Longevity Blog

Best Foods to Combat Inflammation - Longevity Blog

Inflammation is a normal and healthy response by the body to bacteria, viruses and damaged cells. This is how the body ensures nourishment and immunity in an area that needs to be treated or healed. Fighting infection is considered acute inflammation. However, over time chronic inflammation is a silent, low level inflammation that has great potential for destructive and dangerous effects in the body, such as heart disease, cancer, diabetes and Alzheimer’s diseases, which reflect whole-body inflammation.

While there are many factors that may contribute to chronic inflammation, nutrition has a significant influence. As such, what we eat can directly contribute to accumulated detrimental effects of inflammatory responses which may not manifest in visible or noticeable symptoms until much later. Therefore, diet can play a critical role in preventing or addressing damage to the body.

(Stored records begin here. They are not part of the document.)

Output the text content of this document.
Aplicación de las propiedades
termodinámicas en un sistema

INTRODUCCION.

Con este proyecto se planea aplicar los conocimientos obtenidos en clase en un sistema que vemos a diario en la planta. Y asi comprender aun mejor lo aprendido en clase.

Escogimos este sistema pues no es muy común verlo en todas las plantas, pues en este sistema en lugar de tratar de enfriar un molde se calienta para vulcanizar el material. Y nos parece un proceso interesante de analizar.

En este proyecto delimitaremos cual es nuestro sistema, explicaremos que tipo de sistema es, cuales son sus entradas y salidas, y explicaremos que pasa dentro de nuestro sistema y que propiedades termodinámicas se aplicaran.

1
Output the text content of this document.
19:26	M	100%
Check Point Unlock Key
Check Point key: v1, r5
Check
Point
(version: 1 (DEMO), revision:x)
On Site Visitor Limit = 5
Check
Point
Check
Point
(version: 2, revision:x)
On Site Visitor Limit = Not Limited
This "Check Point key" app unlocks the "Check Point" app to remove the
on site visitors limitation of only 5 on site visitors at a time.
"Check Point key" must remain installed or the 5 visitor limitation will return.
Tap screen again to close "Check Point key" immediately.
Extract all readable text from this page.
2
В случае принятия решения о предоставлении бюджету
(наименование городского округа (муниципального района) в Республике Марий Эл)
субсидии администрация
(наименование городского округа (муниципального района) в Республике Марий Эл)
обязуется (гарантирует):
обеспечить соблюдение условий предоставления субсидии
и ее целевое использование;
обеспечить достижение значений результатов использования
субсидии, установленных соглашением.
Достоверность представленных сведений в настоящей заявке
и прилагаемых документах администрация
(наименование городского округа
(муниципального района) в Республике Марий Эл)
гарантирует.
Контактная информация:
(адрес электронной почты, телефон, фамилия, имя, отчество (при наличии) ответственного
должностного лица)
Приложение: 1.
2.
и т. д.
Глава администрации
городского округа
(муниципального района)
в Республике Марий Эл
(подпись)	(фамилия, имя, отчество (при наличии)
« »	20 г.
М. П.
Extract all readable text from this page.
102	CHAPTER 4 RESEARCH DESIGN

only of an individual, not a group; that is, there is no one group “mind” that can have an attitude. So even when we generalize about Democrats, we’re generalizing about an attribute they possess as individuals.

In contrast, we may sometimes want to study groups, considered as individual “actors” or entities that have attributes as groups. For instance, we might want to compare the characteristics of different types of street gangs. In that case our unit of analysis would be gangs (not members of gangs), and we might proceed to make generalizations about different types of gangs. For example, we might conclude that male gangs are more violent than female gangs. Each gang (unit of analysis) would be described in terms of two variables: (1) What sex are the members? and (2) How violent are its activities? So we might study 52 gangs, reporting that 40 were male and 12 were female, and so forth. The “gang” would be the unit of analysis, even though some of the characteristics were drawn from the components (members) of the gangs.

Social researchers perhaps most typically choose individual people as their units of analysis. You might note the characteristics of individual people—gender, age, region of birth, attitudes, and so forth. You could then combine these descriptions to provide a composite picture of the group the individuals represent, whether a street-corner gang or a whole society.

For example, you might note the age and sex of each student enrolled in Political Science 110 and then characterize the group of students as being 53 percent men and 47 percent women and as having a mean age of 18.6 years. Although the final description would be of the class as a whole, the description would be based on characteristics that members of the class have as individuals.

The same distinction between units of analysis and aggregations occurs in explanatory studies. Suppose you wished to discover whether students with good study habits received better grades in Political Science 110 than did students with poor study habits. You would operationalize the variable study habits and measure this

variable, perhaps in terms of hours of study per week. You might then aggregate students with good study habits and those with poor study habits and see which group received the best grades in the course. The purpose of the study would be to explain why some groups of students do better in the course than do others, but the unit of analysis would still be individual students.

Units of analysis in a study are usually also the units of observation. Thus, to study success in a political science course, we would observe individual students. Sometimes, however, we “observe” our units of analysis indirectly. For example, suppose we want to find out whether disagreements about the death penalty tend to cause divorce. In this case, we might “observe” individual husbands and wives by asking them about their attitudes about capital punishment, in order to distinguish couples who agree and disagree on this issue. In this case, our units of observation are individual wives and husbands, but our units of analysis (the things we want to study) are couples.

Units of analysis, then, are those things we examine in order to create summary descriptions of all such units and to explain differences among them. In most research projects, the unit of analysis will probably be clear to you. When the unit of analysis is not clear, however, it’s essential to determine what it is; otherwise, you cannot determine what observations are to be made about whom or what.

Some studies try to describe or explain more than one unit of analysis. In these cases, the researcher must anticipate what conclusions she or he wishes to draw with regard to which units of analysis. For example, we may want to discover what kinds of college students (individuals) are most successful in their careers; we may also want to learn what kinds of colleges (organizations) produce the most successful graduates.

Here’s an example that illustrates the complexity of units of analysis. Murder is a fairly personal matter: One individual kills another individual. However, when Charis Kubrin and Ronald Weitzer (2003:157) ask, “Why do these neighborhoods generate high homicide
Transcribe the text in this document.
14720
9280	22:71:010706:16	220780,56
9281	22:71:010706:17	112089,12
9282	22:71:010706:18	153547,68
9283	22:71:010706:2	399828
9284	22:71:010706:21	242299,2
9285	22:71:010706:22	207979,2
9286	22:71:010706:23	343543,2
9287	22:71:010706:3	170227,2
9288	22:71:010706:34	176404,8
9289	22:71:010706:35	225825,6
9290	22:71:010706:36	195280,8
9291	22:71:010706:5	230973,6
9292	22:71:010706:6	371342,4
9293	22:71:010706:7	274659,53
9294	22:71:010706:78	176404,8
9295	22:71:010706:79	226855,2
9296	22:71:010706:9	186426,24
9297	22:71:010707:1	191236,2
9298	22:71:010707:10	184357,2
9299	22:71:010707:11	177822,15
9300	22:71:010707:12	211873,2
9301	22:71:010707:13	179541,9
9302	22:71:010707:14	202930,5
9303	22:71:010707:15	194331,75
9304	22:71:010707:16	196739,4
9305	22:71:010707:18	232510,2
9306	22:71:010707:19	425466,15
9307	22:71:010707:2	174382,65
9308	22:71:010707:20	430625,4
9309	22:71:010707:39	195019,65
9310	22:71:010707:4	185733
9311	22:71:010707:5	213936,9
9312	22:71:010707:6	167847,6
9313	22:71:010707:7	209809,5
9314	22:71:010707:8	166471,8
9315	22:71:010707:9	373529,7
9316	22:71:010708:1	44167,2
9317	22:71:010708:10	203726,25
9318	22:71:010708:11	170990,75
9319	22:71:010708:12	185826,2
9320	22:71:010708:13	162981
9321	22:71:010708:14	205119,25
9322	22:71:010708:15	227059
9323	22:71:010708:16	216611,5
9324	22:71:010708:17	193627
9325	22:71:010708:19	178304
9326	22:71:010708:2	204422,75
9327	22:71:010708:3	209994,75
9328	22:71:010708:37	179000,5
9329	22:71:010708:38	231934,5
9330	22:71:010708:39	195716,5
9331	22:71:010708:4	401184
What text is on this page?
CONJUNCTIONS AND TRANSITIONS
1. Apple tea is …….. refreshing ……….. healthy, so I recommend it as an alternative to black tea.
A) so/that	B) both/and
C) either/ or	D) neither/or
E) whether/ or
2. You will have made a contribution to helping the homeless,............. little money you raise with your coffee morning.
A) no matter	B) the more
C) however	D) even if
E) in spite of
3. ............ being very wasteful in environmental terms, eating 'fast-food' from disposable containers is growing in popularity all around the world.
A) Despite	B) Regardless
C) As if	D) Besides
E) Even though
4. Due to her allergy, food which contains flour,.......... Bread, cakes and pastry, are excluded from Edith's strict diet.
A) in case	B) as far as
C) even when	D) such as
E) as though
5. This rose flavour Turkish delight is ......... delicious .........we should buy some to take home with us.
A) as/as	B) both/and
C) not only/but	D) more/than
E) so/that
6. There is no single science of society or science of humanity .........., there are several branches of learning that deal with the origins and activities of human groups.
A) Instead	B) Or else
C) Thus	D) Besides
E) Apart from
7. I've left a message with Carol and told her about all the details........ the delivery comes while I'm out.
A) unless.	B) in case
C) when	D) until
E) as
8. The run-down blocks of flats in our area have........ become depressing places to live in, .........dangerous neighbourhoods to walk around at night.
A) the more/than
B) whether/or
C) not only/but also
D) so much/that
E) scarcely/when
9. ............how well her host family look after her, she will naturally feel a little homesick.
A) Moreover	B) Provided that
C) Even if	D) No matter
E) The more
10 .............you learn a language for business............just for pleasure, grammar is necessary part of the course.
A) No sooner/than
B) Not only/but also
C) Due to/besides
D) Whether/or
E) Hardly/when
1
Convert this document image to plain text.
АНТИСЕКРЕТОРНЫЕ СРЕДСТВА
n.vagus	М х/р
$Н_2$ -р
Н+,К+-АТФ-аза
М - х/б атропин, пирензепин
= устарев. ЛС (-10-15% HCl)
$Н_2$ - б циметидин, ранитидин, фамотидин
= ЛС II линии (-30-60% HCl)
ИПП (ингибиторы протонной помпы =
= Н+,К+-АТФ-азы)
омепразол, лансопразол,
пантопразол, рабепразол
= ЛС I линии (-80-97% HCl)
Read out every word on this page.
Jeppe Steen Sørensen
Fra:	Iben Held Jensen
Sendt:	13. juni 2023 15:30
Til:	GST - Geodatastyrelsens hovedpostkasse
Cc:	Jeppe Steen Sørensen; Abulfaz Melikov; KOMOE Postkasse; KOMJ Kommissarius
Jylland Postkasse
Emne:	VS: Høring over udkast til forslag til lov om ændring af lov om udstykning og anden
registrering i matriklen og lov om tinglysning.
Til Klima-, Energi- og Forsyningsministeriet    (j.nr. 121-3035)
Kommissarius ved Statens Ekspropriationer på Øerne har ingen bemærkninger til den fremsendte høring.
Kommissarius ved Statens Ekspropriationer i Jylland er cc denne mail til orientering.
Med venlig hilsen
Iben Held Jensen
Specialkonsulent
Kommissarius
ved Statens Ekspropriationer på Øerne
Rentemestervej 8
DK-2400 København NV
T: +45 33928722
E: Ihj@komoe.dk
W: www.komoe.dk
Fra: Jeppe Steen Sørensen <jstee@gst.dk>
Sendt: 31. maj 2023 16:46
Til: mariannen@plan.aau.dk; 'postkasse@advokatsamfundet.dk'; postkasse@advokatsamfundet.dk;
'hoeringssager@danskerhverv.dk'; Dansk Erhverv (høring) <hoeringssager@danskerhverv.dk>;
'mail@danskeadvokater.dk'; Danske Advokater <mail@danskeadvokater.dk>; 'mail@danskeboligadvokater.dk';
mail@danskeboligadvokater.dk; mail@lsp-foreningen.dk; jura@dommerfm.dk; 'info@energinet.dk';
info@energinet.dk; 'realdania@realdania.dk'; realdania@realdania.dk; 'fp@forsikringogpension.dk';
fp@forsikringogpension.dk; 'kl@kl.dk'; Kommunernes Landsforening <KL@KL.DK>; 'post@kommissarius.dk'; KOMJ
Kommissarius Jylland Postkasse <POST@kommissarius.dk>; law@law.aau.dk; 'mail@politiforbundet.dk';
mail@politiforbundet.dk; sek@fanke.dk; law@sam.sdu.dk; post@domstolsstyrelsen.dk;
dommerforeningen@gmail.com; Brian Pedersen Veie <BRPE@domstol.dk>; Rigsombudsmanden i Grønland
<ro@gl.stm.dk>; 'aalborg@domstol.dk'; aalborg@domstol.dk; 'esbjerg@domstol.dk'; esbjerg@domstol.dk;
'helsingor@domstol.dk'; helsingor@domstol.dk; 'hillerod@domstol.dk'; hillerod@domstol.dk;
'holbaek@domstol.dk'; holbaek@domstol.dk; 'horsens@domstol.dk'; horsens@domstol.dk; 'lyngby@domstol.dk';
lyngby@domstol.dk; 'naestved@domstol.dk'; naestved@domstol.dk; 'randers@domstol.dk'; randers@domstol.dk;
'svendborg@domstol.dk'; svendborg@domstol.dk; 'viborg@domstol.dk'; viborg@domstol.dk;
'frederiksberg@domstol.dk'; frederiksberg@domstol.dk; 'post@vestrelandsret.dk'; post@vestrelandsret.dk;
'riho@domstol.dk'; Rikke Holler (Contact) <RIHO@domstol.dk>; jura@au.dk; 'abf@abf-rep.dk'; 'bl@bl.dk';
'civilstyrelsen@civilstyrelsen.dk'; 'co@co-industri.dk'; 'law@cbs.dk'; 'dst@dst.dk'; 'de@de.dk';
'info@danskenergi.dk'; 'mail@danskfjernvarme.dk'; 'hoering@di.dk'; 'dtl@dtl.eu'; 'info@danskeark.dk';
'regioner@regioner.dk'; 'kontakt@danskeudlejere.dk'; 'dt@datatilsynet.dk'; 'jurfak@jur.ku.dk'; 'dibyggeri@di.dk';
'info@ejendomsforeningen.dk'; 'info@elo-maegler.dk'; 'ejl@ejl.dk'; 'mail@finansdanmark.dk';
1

In order to reduce and repair chronic inflammation, the following food choices should be considered:

  • fruits (açai, goji berries, blueberries, strawberries, cranberries, plums, grapes, kiwi)
  • vegetables (broccoli, Brussels sprouts, beets, red peppers, onions, eggplant, sweet potatoes)
  • leafy greens (spinach, kale, swiss chard, collards)
  • beans and legumes (black beans, kidney beans, lentils, split peas, edamame)
  • healthy fats (olive oil, avocados, almonds, pine nuts, cashews)
  • spices (cloves, oregano, turmeric, cinnamon, ginger, basil, mustard)
  • algae (spirulina, chlorella, kelp)
  • balanced amounts of omega-3 (oily fish, walnuts, flax seeds and hemp) vs. omega-6 (found in many processed products)
  • avoid high glycemic foods to keep insulin low
  • avoid red and processed meats
  • eliminate sodas, fried foods, refined carbs and packaged foods from diet
  • avoid margarine, lard and shortening

Simply stated, an overall healthy diet high in whole foods which contain natural antioxidants and polyphenols will help prevent, minimize or repair the risk of chronic inflammation. Reduced markers of chronic inflammation also mean lower risk of cardiovascular disease, diabetes and other chronic diseases.